Henri Navel Les Vavassories du Mont-Saint-Michel à Bretteville-sur-Odon et Verson… (1938)

QUALITÉ ET CONSISTANCE DES VAVASSORIES MONTOISES. — Les vavassories de Verson et de Bretteville étaient-elles nobles ou roturières ? On penserait volontiers, de prime abord, qu'elles devaient être nobles, puisqu'elles fournissaient un service de chevalier. D'un autre côté, on ne rencontre guère de vavassorie noble d'une contenancs inférieure à 24 acres et aucune des six plus petites des vavassories de Verson n'atteignait cette superficie.
Il est quelquefois délicat, même à l'époque moderne, de déterminer si une vavassorie était noble ou non.
Source : Gallica

Henri Navel Les Vavassories du Mont-Saint-Michel à Bretteville-sur-Odon et Verson… (1938)

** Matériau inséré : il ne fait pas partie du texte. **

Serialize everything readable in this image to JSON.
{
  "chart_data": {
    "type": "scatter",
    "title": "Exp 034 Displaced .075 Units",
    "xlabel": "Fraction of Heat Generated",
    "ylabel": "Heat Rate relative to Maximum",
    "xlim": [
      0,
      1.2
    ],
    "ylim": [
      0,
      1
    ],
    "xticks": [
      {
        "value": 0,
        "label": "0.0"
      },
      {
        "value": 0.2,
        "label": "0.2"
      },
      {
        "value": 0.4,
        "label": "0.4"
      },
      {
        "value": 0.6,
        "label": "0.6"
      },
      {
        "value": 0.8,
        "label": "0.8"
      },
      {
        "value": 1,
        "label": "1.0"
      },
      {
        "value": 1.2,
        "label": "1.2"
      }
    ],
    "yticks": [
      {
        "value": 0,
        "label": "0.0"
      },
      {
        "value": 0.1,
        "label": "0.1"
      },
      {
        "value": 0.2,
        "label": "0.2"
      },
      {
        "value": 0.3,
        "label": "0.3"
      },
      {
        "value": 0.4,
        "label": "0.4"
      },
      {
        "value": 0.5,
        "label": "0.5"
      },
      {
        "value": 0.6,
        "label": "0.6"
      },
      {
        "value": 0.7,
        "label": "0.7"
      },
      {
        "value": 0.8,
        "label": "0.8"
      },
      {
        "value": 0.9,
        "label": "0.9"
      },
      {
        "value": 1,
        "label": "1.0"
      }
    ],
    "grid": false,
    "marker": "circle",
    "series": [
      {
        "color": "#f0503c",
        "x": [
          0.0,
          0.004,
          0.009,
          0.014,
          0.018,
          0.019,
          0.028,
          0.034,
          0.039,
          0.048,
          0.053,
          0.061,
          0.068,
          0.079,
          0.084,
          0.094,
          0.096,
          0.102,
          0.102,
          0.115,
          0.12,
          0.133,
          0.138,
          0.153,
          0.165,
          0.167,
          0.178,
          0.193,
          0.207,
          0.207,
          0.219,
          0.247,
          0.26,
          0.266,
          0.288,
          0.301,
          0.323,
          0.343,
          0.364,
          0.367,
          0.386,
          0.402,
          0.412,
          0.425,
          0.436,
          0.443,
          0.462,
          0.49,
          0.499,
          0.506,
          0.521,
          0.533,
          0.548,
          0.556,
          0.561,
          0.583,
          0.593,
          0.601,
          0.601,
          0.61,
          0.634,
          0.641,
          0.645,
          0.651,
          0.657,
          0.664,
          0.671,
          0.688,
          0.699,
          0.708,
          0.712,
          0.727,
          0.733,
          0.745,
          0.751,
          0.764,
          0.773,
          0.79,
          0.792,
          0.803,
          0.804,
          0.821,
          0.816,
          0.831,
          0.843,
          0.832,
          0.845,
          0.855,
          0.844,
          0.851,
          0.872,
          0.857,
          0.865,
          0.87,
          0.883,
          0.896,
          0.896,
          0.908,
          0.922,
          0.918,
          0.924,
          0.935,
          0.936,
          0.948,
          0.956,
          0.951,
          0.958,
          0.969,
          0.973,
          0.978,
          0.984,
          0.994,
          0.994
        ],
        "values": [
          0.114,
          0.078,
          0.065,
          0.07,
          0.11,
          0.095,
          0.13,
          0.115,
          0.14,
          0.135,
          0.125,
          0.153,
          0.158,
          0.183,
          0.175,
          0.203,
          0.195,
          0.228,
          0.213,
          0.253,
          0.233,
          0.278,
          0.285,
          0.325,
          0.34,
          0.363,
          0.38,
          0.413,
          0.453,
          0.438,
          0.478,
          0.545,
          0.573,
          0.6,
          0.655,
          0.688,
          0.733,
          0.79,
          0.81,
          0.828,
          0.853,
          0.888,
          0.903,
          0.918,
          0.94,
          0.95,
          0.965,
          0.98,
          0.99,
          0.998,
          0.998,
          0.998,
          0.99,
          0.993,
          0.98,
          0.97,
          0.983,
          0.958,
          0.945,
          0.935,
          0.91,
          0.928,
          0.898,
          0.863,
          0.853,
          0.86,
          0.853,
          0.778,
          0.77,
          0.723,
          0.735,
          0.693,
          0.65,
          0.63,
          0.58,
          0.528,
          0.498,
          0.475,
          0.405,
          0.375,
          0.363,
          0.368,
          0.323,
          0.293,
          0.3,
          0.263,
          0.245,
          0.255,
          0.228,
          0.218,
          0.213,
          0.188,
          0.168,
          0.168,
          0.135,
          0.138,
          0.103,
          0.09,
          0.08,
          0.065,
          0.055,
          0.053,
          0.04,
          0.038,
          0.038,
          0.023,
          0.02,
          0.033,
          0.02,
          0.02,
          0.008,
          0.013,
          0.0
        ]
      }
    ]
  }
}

Comment les abbés du Mont-Saint-Michel ont-ils pu donner une bonne partie de leurs vavassories à d'aussi grands seigneurs, dont quelques-uns étaient certainement plus puissants qu'eux-mêmes ? N'était-ce pas se préparer, de gaieté de cœur, de terribles difficultés dans l'administration de leurs domaines ? Il suffit de poser la question pour que la réponse vienne d'elle-même : l'inféodation de nos vavassories à d'aussi puissantes familles ne peut être que le fait des ducs.
Source : Gallica

Henri Navel Les Vavassories du Mont-Saint-Michel à Bretteville-sur-Odon et Verson… (1938)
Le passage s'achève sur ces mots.